Il Circolo Didattico di Ge. Pegli si trova nell'omonimo quartiere del Ponente genovese, in una felice posizione geografica: affacciata sul mare, è protetta alle spalle da colline che la riparano dai venti freddi del Nord, garantendole così un clima generalmente mite.

Proprio per questo Pegli può vantare un passato di località balneare e turistica sostituito, nel secondo dopoguerra, da un presente improntato al commercio e ai servizi.

Retaggi di questa sua antica vocazione sono le ville che le più importanti famiglie genovesi si fecero costruire nel XVI e XVII secolo: si tratta dei Doria, dei Pallavicini e dei Lomellini.
Queste ville e i loro parchi rappresentano oggi una ricchezza per l'intera comunità: Villa Doria è diventata sede del Museo Navale e della succursale del Liceo classico "Mazzini" e il suo parco è aperto al pubblico; Villa Pallavicini, celebre per il suo Orto Botanico e per essere sede del Museo di Archeologia Ligure, offre al visitatore uno splendido parco opera dell'architetto Canzio; infine due ville appartenute alla famiglia Lomellini sono diventate le sedi di due delle nostre scuole, Villa Rosa e Villa Banfi.

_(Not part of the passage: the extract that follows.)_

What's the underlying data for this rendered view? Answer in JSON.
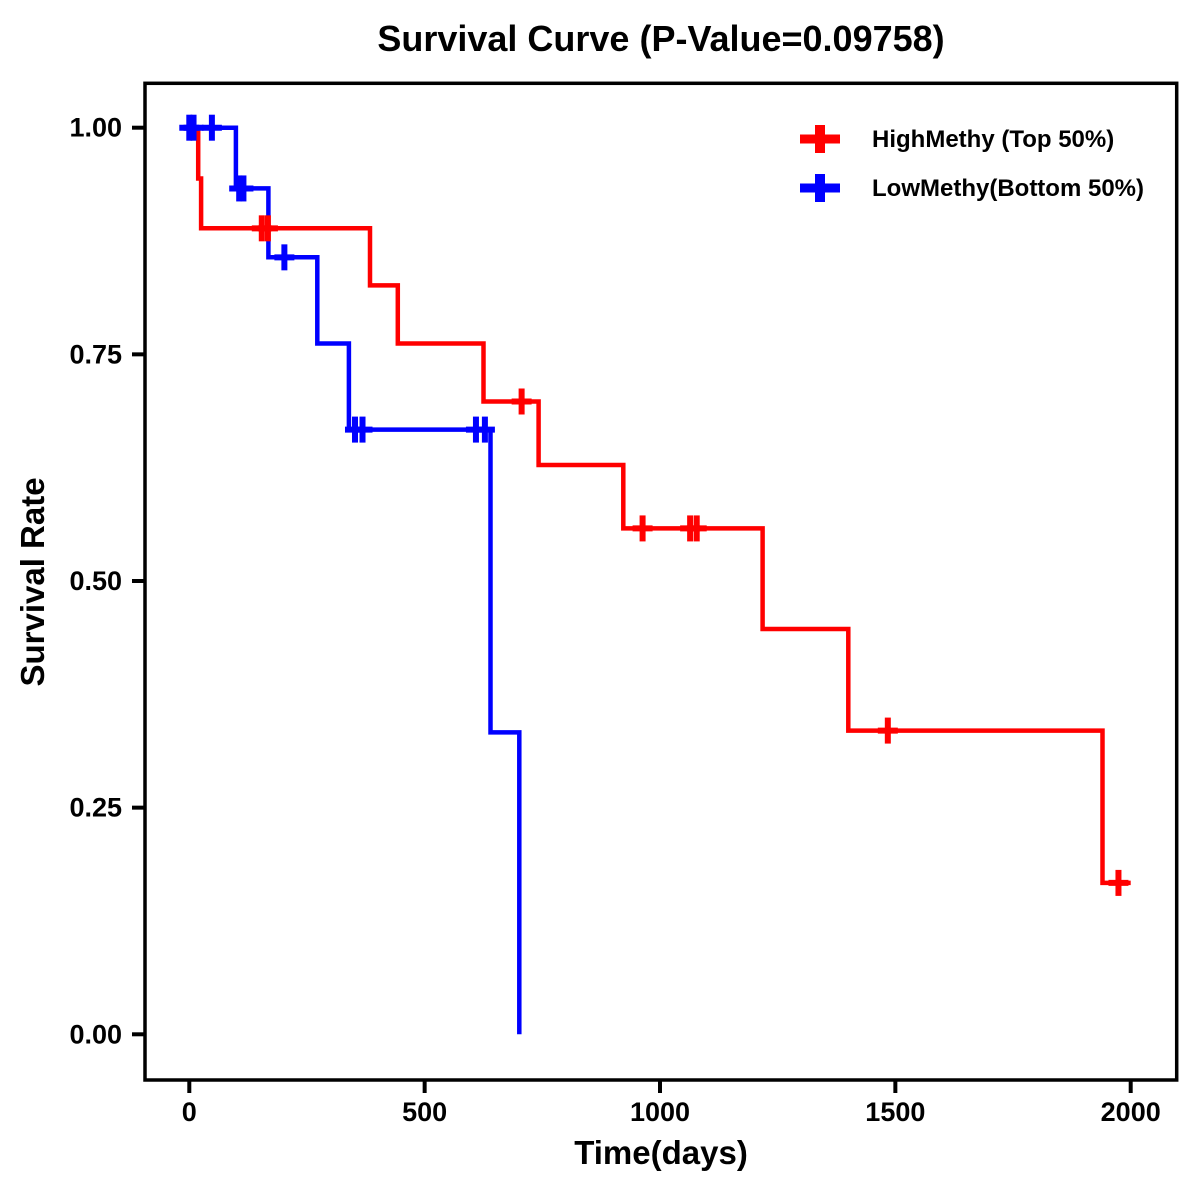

Le scuole del Circolo si trovano quasi tutte nella zona centrale della delegazione e ad esse fanno capo anche gli abitanti delle aree a più recente sviluppo urbanistico, le alture della delegazione.
Un'eccezione è rappresentata dalla scuola dell'infanzia di Via Granara, situata in Val Varenna, valle longitudinale scavata dall'omonimo torrente che conduce ad un abitato di media collina dove sono ancora presenti attività agricole a conduzione familiare.
Altra scuola in posizione relativamente decentrata è la scuola materna ed elementare di Villa Banfi, sita nei pressi dell'ex-ospedale e della confinante delegazione di Prà.

Le ottime vie di comunicazione che collegano Pegli con il centro cittadino, ossia la litoranea statale, l'autostrada e la stazione ferroviaria, rendono rilevante il fenomeno del pendolarismo. Questo determina particolari richieste all'istituzione scolastica quali, ad esempio, l'accoglienza in orario prescolastico e il numero considerevole di sezioni a tempo pieno. In questo modo l'Istituzione scolastica apre le sue strutture alle istanze di integrazione, completando così il suo compito di "Agenzia dell'Istruzione e dell'Educazione".